Course contained lots of new information for me, but exercises were too simple in comparison with other courses of specialization.

By Egor M

Nov 03, 2017

Oh, that lovely accent

By Alberto B

Sep 17, 2018

Needs more examples and to reduce the speed in many subjects.

By Evgeniy C

Sep 02, 2018

need more simple examples and literature links

By Rami

Aug 01, 2018

It was good. People made lot of work on it...

By Kiselyov A

May 23, 2019

Nice course, but the impression about practical tasks is really awful. The tasks are ok, but grading system is too buggy

By Paulo H C

Jul 13, 2019

Lack of clarity on how to answer questions both in quiz and programming

By Mykola K

Aug 23, 2019

I wish there were more practice

By Marco G

Dec 05, 2018

The videos are good, it's just the assignments that are frustrating.

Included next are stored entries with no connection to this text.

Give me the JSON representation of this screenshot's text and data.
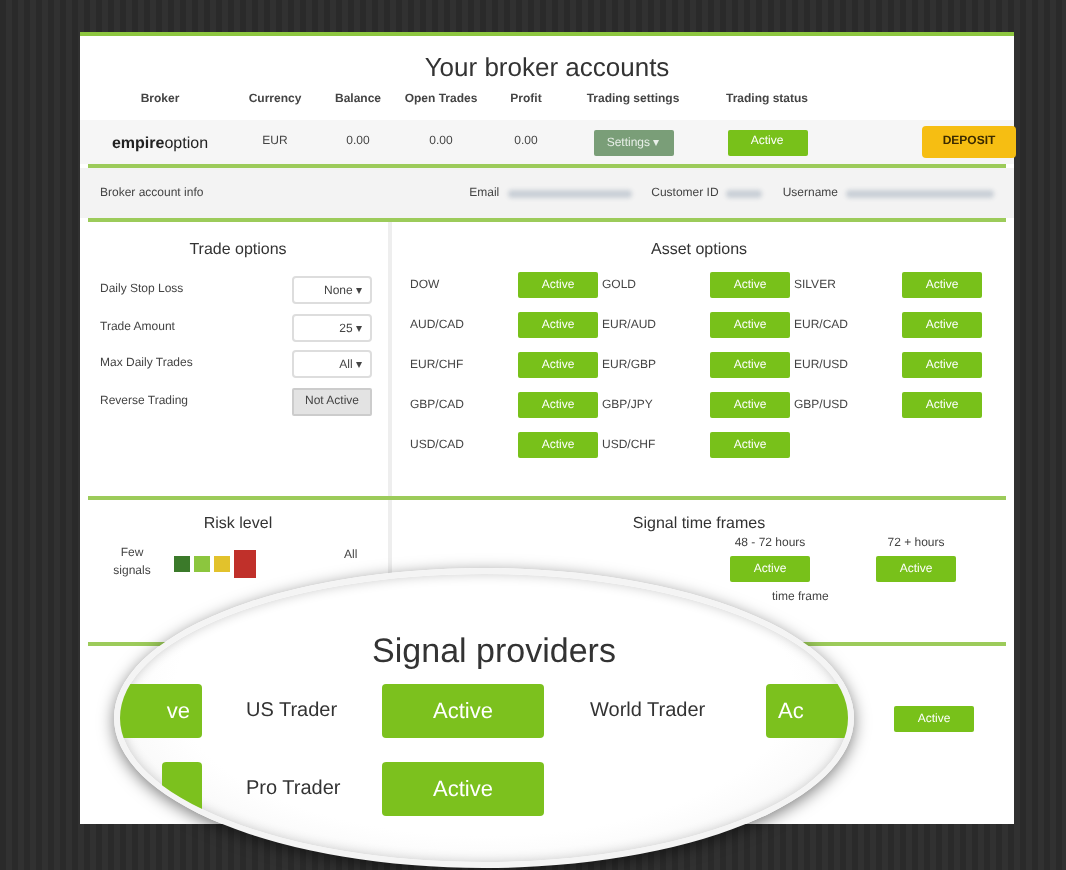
{
  "page_title": "Your broker accounts",
  "accounts_table": {
    "columns": [
      "Broker",
      "Currency",
      "Balance",
      "Open Trades",
      "Profit",
      "Trading settings",
      "Trading status"
    ],
    "rows": [
      {
        "broker": "**empire**option",
        "currency": "EUR",
        "balance": "0.00",
        "open_trades": "0.00",
        "profit": "0.00",
        "settings_button": "Settings ▾",
        "status_button": "Active",
        "active": true,
        "deposit_button": "DEPOSIT"
      }
    ]
  },
  "account_info": {
    "label": "Broker account info",
    "fields": [
      {
        "label": "Email"
      },
      {
        "label": "Customer ID"
      },
      {
        "label": "Username"
      }
    ]
  },
  "trade_options": {
    "title": "Trade options",
    "rows": [
      {
        "kind": "dropdown",
        "label": "Daily Stop Loss",
        "value": "None ▾"
      },
      {
        "kind": "dropdown",
        "label": "Trade Amount",
        "value": "25 ▾"
      },
      {
        "kind": "dropdown",
        "label": "Max Daily Trades",
        "value": "All ▾"
      },
      {
        "kind": "toggle",
        "label": "Reverse Trading",
        "value": "Not Active",
        "active": false
      }
    ]
  },
  "asset_options": {
    "title": "Asset options",
    "assets": [
      {
        "name": "DOW",
        "button": "Active",
        "active": true
      },
      {
        "name": "GOLD",
        "button": "Active",
        "active": true
      },
      {
        "name": "SILVER",
        "button": "Active",
        "active": true
      },
      {
        "name": "AUD/CAD",
        "button": "Active",
        "active": true
      },
      {
        "name": "EUR/AUD",
        "button": "Active",
        "active": true
      },
      {
        "name": "EUR/CAD",
        "button": "Active",
        "active": true
      },
      {
        "name": "EUR/CHF",
        "button": "Active",
        "active": true
      },
      {
        "name": "EUR/GBP",
        "button": "Active",
        "active": true
      },
      {
        "name": "EUR/USD",
        "button": "Active",
        "active": true
      },
      {
        "name": "GBP/CAD",
        "button": "Active",
        "active": true
      },
      {
        "name": "GBP/JPY",
        "button": "Active",
        "active": true
      },
      {
        "name": "GBP/USD",
        "button": "Active",
        "active": true
      },
      {
        "name": "USD/CAD",
        "button": "Active",
        "active": true
      },
      {
        "name": "USD/CHF",
        "button": "Active",
        "active": true
      }
    ]
  },
  "risk_level": {
    "title": "Risk level",
    "low_label": "Few signals",
    "high_label": "All",
    "segments": [
      {
        "color": "#3b7a2a",
        "selected": false
      },
      {
        "color": "#8cc63e",
        "selected": false
      },
      {
        "color": "#e2c22c",
        "selected": false
      },
      {
        "color": "#c0302a",
        "selected": true
      }
    ]
  },
  "signal_time_frames": {
    "title": "Signal time frames",
    "frames": [
      {
        "label": "48 - 72 hours",
        "button": "Active",
        "active": true
      },
      {
        "label": "72 + hours",
        "button": "Active",
        "active": true
      }
    ],
    "note": "time frame"
  },
  "signal_providers_behind": {
    "buttons": [
      {
        "label": "Active",
        "active": true
      }
    ]
  },
  "magnifier": {
    "title": "Signal providers",
    "providers": [
      {
        "kind": "edge",
        "button": "ve",
        "active": true
      },
      {
        "kind": "full",
        "name": "US Trader",
        "button": "Active",
        "active": true
      },
      {
        "kind": "full",
        "name": "World Trader",
        "button": "Ac",
        "active": true
      },
      {
        "kind": "edge",
        "active": true
      },
      {
        "kind": "full",
        "name": "Pro Trader",
        "button": "Active",
        "active": true
      }
    ]
  }
}
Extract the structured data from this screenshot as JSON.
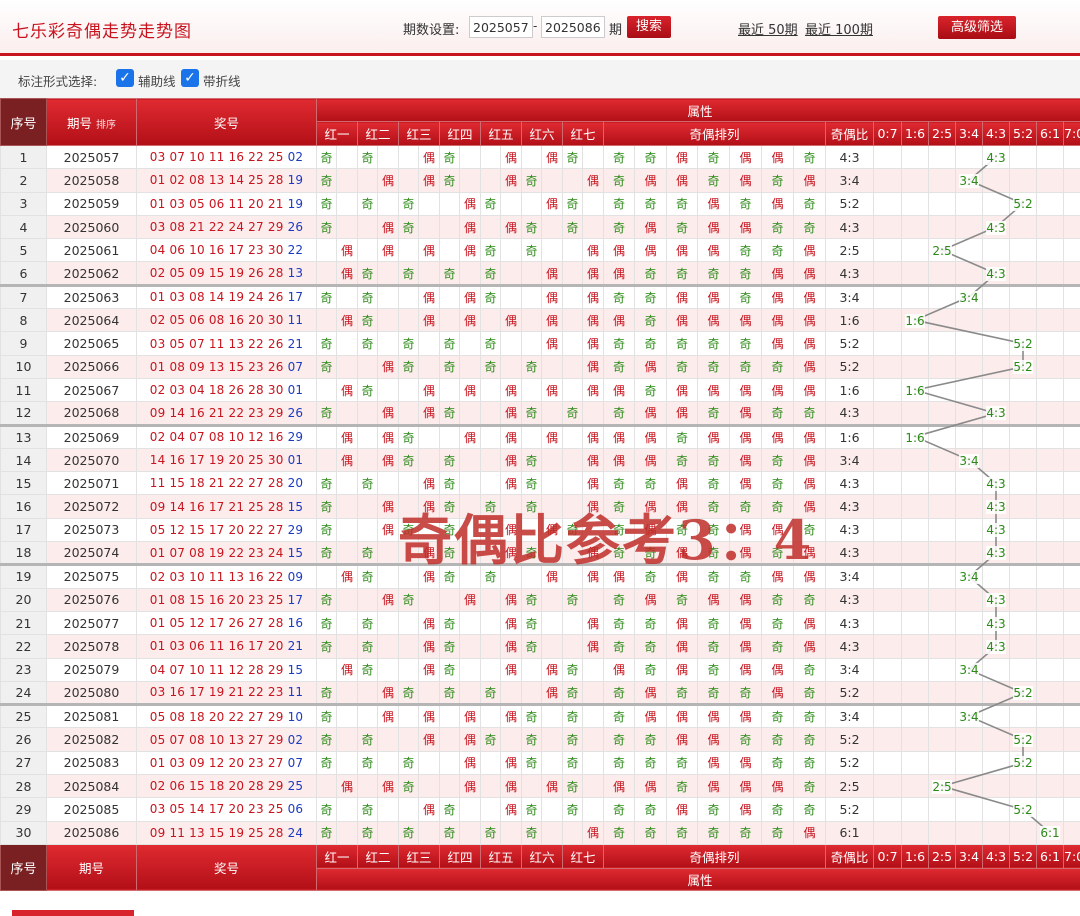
{
  "header": {
    "title": "七乐彩奇偶走势走势图",
    "period_label": "期数设置:",
    "period_from": "2025057",
    "period_to": "2025086",
    "period_unit": "期",
    "search_label": "搜索",
    "recent50": "最近 50期",
    "recent100": "最近 100期",
    "advanced_label": "高级筛选"
  },
  "options": {
    "label": "标注形式选择:",
    "aux_line": "辅助线",
    "polyline": "带折线"
  },
  "table": {
    "h_seq": "序号",
    "h_issue": "期号",
    "h_sort": "排序",
    "h_nums": "奖号",
    "h_attr": "属性",
    "h_pos": [
      "红一",
      "红二",
      "红三",
      "红四",
      "红五",
      "红六",
      "红七"
    ],
    "h_arr": "奇偶排列",
    "h_ratio": "奇偶比",
    "h_ratios": [
      "0:7",
      "1:6",
      "2:5",
      "3:4",
      "4:3",
      "5:2",
      "6:1",
      "7:0"
    ],
    "rows": [
      {
        "seq": "1",
        "issue": "2025057",
        "nums": "03 07 10 11 16 22 25",
        "blue": "02",
        "ratio": "4:3",
        "r": 4
      },
      {
        "seq": "2",
        "issue": "2025058",
        "nums": "01 02 08 13 14 25 28",
        "blue": "19",
        "ratio": "3:4",
        "r": 3
      },
      {
        "seq": "3",
        "issue": "2025059",
        "nums": "01 03 05 06 11 20 21",
        "blue": "19",
        "ratio": "5:2",
        "r": 5
      },
      {
        "seq": "4",
        "issue": "2025060",
        "nums": "03 08 21 22 24 27 29",
        "blue": "26",
        "ratio": "4:3",
        "r": 4
      },
      {
        "seq": "5",
        "issue": "2025061",
        "nums": "04 06 10 16 17 23 30",
        "blue": "22",
        "ratio": "2:5",
        "r": 2
      },
      {
        "seq": "6",
        "issue": "2025062",
        "nums": "02 05 09 15 19 26 28",
        "blue": "13",
        "ratio": "4:3",
        "r": 4
      },
      {
        "seq": "7",
        "issue": "2025063",
        "nums": "01 03 08 14 19 24 26",
        "blue": "17",
        "ratio": "3:4",
        "r": 3
      },
      {
        "seq": "8",
        "issue": "2025064",
        "nums": "02 05 06 08 16 20 30",
        "blue": "11",
        "ratio": "1:6",
        "r": 1
      },
      {
        "seq": "9",
        "issue": "2025065",
        "nums": "03 05 07 11 13 22 26",
        "blue": "21",
        "ratio": "5:2",
        "r": 5
      },
      {
        "seq": "10",
        "issue": "2025066",
        "nums": "01 08 09 13 15 23 26",
        "blue": "07",
        "ratio": "5:2",
        "r": 5
      },
      {
        "seq": "11",
        "issue": "2025067",
        "nums": "02 03 04 18 26 28 30",
        "blue": "01",
        "ratio": "1:6",
        "r": 1
      },
      {
        "seq": "12",
        "issue": "2025068",
        "nums": "09 14 16 21 22 23 29",
        "blue": "26",
        "ratio": "4:3",
        "r": 4
      },
      {
        "seq": "13",
        "issue": "2025069",
        "nums": "02 04 07 08 10 12 16",
        "blue": "29",
        "ratio": "1:6",
        "r": 1
      },
      {
        "seq": "14",
        "issue": "2025070",
        "nums": "14 16 17 19 20 25 30",
        "blue": "01",
        "ratio": "3:4",
        "r": 3
      },
      {
        "seq": "15",
        "issue": "2025071",
        "nums": "11 15 18 21 22 27 28",
        "blue": "20",
        "ratio": "4:3",
        "r": 4
      },
      {
        "seq": "16",
        "issue": "2025072",
        "nums": "09 14 16 17 21 25 28",
        "blue": "15",
        "ratio": "4:3",
        "r": 4
      },
      {
        "seq": "17",
        "issue": "2025073",
        "nums": "05 12 15 17 20 22 27",
        "blue": "29",
        "ratio": "4:3",
        "r": 4
      },
      {
        "seq": "18",
        "issue": "2025074",
        "nums": "01 07 08 19 22 23 24",
        "blue": "15",
        "ratio": "4:3",
        "r": 4
      },
      {
        "seq": "19",
        "issue": "2025075",
        "nums": "02 03 10 11 13 16 22",
        "blue": "09",
        "ratio": "3:4",
        "r": 3
      },
      {
        "seq": "20",
        "issue": "2025076",
        "nums": "01 08 15 16 20 23 25",
        "blue": "17",
        "ratio": "4:3",
        "r": 4
      },
      {
        "seq": "21",
        "issue": "2025077",
        "nums": "01 05 12 17 26 27 28",
        "blue": "16",
        "ratio": "4:3",
        "r": 4
      },
      {
        "seq": "22",
        "issue": "2025078",
        "nums": "01 03 06 11 16 17 20",
        "blue": "21",
        "ratio": "4:3",
        "r": 4
      },
      {
        "seq": "23",
        "issue": "2025079",
        "nums": "04 07 10 11 12 28 29",
        "blue": "15",
        "ratio": "3:4",
        "r": 3
      },
      {
        "seq": "24",
        "issue": "2025080",
        "nums": "03 16 17 19 21 22 23",
        "blue": "11",
        "ratio": "5:2",
        "r": 5
      },
      {
        "seq": "25",
        "issue": "2025081",
        "nums": "05 08 18 20 22 27 29",
        "blue": "10",
        "ratio": "3:4",
        "r": 3
      },
      {
        "seq": "26",
        "issue": "2025082",
        "nums": "05 07 08 10 13 27 29",
        "blue": "02",
        "ratio": "5:2",
        "r": 5
      },
      {
        "seq": "27",
        "issue": "2025083",
        "nums": "01 03 09 12 20 23 27",
        "blue": "07",
        "ratio": "5:2",
        "r": 5
      },
      {
        "seq": "28",
        "issue": "2025084",
        "nums": "02 06 15 18 20 28 29",
        "blue": "25",
        "ratio": "2:5",
        "r": 2
      },
      {
        "seq": "29",
        "issue": "2025085",
        "nums": "03 05 14 17 20 23 25",
        "blue": "06",
        "ratio": "5:2",
        "r": 5
      },
      {
        "seq": "30",
        "issue": "2025086",
        "nums": "09 11 13 15 19 25 28",
        "blue": "24",
        "ratio": "6:1",
        "r": 6
      }
    ]
  },
  "overlay_text": "奇偶比参考3：4",
  "colors": {
    "primary_red": "#c8141e",
    "odd_green": "#2b8a17",
    "blue_ball": "#1d3bbf",
    "row_pink": "#fdecec"
  }
}
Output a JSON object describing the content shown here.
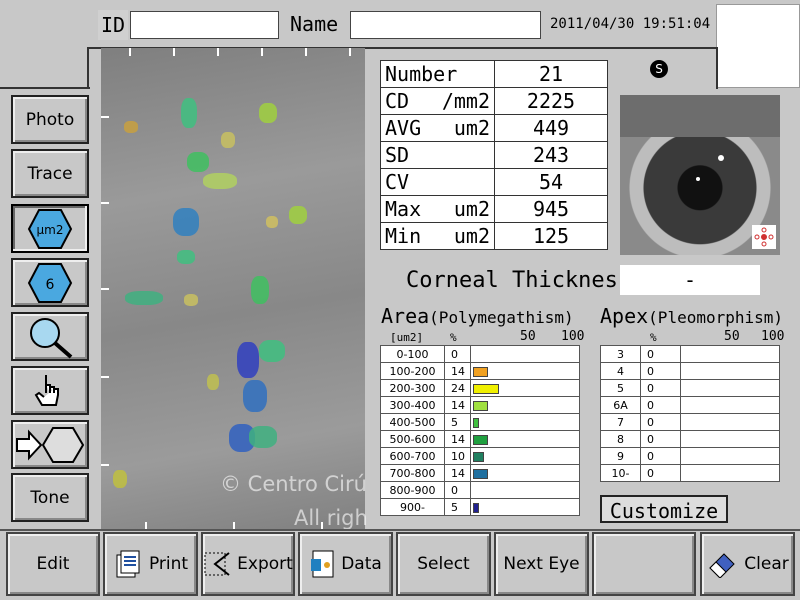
{
  "header": {
    "id_label": "ID",
    "id_value": "",
    "name_label": "Name",
    "name_value": "",
    "datetime": "2011/04/30 19:51:04"
  },
  "sidebar": [
    {
      "key": "photo",
      "label": "Photo"
    },
    {
      "key": "trace",
      "label": "Trace"
    },
    {
      "key": "um2",
      "label": "μm2"
    },
    {
      "key": "hex6",
      "label": "6"
    },
    {
      "key": "zoom",
      "label": ""
    },
    {
      "key": "hand",
      "label": ""
    },
    {
      "key": "arrow",
      "label": ""
    },
    {
      "key": "tone",
      "label": "Tone"
    }
  ],
  "stats": {
    "rows": [
      {
        "label": "Number",
        "unit": "",
        "value": "21"
      },
      {
        "label": "CD",
        "unit": "/mm2",
        "value": "2225"
      },
      {
        "label": "AVG",
        "unit": "um2",
        "value": "449"
      },
      {
        "label": "SD",
        "unit": "",
        "value": "243"
      },
      {
        "label": "CV",
        "unit": "",
        "value": "54"
      },
      {
        "label": "Max",
        "unit": "um2",
        "value": "945"
      },
      {
        "label": "Min",
        "unit": "um2",
        "value": "125"
      }
    ]
  },
  "eye_badge": "S",
  "corneal": {
    "label": "Corneal Thickness",
    "value": "-"
  },
  "area": {
    "title": "Area",
    "subtitle": "(Polymegathism)",
    "unit_header": "[um2]",
    "pct_header": "%",
    "scale_50": "50",
    "scale_100": "100",
    "rows": [
      {
        "range": "0-100",
        "pct": "0",
        "color": "#ffffff"
      },
      {
        "range": "100-200",
        "pct": "14",
        "color": "#f0a020"
      },
      {
        "range": "200-300",
        "pct": "24",
        "color": "#f0f000"
      },
      {
        "range": "300-400",
        "pct": "14",
        "color": "#a0e040"
      },
      {
        "range": "400-500",
        "pct": "5",
        "color": "#40c040"
      },
      {
        "range": "500-600",
        "pct": "14",
        "color": "#20a040"
      },
      {
        "range": "600-700",
        "pct": "10",
        "color": "#208060"
      },
      {
        "range": "700-800",
        "pct": "14",
        "color": "#2070a0"
      },
      {
        "range": "800-900",
        "pct": "0",
        "color": "#2040b0"
      },
      {
        "range": "900-",
        "pct": "5",
        "color": "#202090"
      }
    ]
  },
  "apex": {
    "title": "Apex",
    "subtitle": "(Pleomorphism)",
    "pct_header": "%",
    "scale_50": "50",
    "scale_100": "100",
    "rows": [
      {
        "n": "3",
        "pct": "0"
      },
      {
        "n": "4",
        "pct": "0"
      },
      {
        "n": "5",
        "pct": "0"
      },
      {
        "n": "6A",
        "pct": "0"
      },
      {
        "n": "7",
        "pct": "0"
      },
      {
        "n": "8",
        "pct": "0"
      },
      {
        "n": "9",
        "pct": "0"
      },
      {
        "n": "10-",
        "pct": "0"
      }
    ]
  },
  "customize_label": "Customize",
  "watermark": {
    "line1": "© Centro Cirú",
    "line2": "All righ"
  },
  "bottom": [
    {
      "key": "edit",
      "label": "Edit"
    },
    {
      "key": "print",
      "label": "Print"
    },
    {
      "key": "export",
      "label": "Export"
    },
    {
      "key": "data",
      "label": "Data"
    },
    {
      "key": "select",
      "label": "Select"
    },
    {
      "key": "next",
      "label": "Next Eye"
    },
    {
      "key": "blank",
      "label": ""
    },
    {
      "key": "clear",
      "label": "Clear"
    }
  ]
}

I spent at least 10 times as long trying to get them to pass the autograder as I did solving them.

You need to improve this aspect of the course if you're expecting 4 or 5-star reviews :)

By Martin T

Sep 26, 2018

The assignments are not clear and the teacher support is poor (despit the slack channel being a welcome improvement!).

By Papadopoulos K

Nov 06, 2018

The course is interesting and challenging. Some work is needed on how to best transfer the right message to the students. Some videos are going way to deep into technical details and not focusing enough on the end goal. Overall interesting and mind-engaging course.

By Ángel M R

Jan 20, 2019

Unexistant support, failing notebooks

By Alexander C

Sep 20, 2018

Just a highlevel introduction to machine learning with comments like "you can also do it on spark". No details about the parallel learning process (parameter server, etc)

By Kirk B

Jan 16, 2019

The autograders are broken and team support is lacking. Decent lecture content however.